We have the inequality \[x^2+3 > 4 x\] but first we solve the following equation: \(x^2+3 = 4 x \), that is \( x^2-4 x+3 =0\). We do this via the quadratic formula: \[\begin{aligned} x&=\frac{4\pm \sqrt{(4)^2-4 \cdot 1 \cdot 3}}{2}\\ \\ &=\frac{4\pm \sqrt{4}}{2}\\ \\ &=\frac{4\pm 2}{2}\end{aligned}\] So \[x=1\quad \text{or}\quad x=3\] Now we explore where the inequality is true.
First we take a value \(x<1\), say \(x=-1\). The value of the left-hand side of the inequality is then \[(-1)^2+3=4\] The value of the right-hand side is \[4 \cdot -1=-4\] So we have found for \(x<1\) that \(x^2+3 > 4 x\).

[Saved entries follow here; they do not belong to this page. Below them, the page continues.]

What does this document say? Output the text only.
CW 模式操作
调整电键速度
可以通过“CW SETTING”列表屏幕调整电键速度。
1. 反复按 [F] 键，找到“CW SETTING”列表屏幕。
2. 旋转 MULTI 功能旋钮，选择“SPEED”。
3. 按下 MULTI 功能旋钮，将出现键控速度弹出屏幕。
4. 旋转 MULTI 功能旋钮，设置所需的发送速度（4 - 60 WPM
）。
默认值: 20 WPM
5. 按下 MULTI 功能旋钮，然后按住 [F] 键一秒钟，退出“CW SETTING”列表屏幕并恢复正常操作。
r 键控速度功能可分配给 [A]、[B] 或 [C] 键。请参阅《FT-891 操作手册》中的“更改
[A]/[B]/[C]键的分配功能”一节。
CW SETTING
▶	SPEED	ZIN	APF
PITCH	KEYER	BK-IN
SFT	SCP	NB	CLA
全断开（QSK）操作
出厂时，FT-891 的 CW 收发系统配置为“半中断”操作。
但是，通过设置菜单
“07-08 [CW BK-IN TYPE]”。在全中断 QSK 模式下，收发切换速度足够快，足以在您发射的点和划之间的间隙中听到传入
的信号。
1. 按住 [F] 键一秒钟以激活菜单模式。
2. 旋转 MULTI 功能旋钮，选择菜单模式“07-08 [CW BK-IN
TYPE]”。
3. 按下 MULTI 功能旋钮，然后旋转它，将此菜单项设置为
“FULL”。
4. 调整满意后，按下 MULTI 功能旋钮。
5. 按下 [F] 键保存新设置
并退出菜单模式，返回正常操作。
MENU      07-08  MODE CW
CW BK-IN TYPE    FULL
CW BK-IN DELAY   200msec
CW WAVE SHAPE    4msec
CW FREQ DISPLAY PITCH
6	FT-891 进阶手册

Next we choose a value \(1<x<3\), say \(x=2\). The value of the left-hand side of the inequality is then \[(2)^2+3=7\] The value of the right-handside is \[4\cdot 2=8\] So we have found for \(1<x<3\) that \(x^2+3 < 4 x\).
Finally we choose a value \(x>3\), say \(x=4\). The value of the left-hand side of the inequality is then \[(4)^2+3=19\] The value of the right-hand side is \[4 \cdot 4=16\] So we have found for \(x>3\) that \(x^2+3>4 x\).

So we can conclude that \[x^2+3 > 4 x\] when \(x<1\) or \(x>3\).